There are two sure-fire ways to get me to come and have a look at your game during a conference: have an interesting premise or offer me sweets, and indie studio Dreadbit Games knocked it out of the park. “A skill-based, acrobatic shooter without aiming” took care of the premise side of things and a jar of Werther’s Originals sealed the deal on the sweet side so off I popped to check out Seraph. At the booth I was given a brief introduction from Daniel Leaver, founder of Dreadbit Games, a studio with just one full-time employee. However, Dreadbit works on the ethos of bringing in the right people at the right time, so whilst Daniel does the heavy lifting, in reality Dreadbit and their games are a collaborative effort from people around the world and their latest creation is Seraph.
Seraph is a 2D, side-scrolling action platformer about an angel trapped in a human host, who must restore her lost power and escape a demon-infested prison. Seraph was born out of love for stylistic action movies like The Matrix and Equilibrium, where the shooting of the dudes is far less important than how cool you look doing it. To that end, the titular character Seraph will automatically aim her weapons if you hold the fire button. The immediate assumption is that this turns Seraph into the easiest video game of all time, but in reality you’ll still have your work cut out for you. Rather than making it a breeze, the auto-aiming allows you to concentrate on mobility as you dodge, double jump and blink your way around the map to evade enemy fire. Seraph will choose her own targets based on the type of weapon she has equipped and their proximity to her, so if she has her dual pistols equipped and enemies either side of her, she will split her fire between the two targets. There is an immense level of satisfaction to this mechanic, bringing back feelings of classic character action games like Devil May Cry where just a few button presses make you feel like a wizard with a controller. Seraph is game that empowers the player, making you feel like an absolute badass as you blast your way through the hordes of foes it levels at you.
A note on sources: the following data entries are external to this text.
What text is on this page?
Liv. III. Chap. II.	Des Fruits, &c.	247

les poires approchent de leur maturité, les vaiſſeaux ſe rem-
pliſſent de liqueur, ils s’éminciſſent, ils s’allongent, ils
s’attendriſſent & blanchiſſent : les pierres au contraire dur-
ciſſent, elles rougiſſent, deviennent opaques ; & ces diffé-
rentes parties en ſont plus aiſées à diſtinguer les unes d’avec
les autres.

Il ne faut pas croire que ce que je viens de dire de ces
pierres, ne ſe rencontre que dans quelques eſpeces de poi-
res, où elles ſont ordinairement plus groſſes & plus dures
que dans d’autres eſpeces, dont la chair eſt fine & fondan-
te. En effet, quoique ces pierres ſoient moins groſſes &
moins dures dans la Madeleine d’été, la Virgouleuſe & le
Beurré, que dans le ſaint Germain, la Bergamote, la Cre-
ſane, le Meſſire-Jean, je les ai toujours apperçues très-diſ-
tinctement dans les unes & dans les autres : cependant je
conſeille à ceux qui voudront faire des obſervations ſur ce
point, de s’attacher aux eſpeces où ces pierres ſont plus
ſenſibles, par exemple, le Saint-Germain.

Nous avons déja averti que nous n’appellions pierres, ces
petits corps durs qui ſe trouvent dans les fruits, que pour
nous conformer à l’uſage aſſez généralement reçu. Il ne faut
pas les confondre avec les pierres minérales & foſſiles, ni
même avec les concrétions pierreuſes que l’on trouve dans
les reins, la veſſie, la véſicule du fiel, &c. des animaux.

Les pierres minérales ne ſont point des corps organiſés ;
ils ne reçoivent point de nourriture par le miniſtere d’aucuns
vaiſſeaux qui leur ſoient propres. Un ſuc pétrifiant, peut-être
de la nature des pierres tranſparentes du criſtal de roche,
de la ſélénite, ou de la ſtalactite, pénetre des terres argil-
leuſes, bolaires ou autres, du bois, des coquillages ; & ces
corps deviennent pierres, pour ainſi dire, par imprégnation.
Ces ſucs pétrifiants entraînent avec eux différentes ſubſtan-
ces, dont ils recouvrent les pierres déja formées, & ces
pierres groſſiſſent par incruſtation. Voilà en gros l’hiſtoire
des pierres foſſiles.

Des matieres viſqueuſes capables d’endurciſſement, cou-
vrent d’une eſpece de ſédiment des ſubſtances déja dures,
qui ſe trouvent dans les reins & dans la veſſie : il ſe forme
If you’re more of a watcher than a player then don’t worry: Seraph is not only great fun to play, but also to watch as commented on by our own Sam Foxall who sat behind me and watched as I slew hordes of demonic foes, backflipping off walls over the top of hell beasts to shoot them in the head. Recognising the potential of Seraph as a spectator sport as much as a game, Dreadbit are incorporating a Twitch mode, where viewers can vote between levels on whether to give the player a positive or negative modifier. It will always be negative, make no mistake but it almost creates a game in of itself as Twitch streamers try to bring down the valiant player.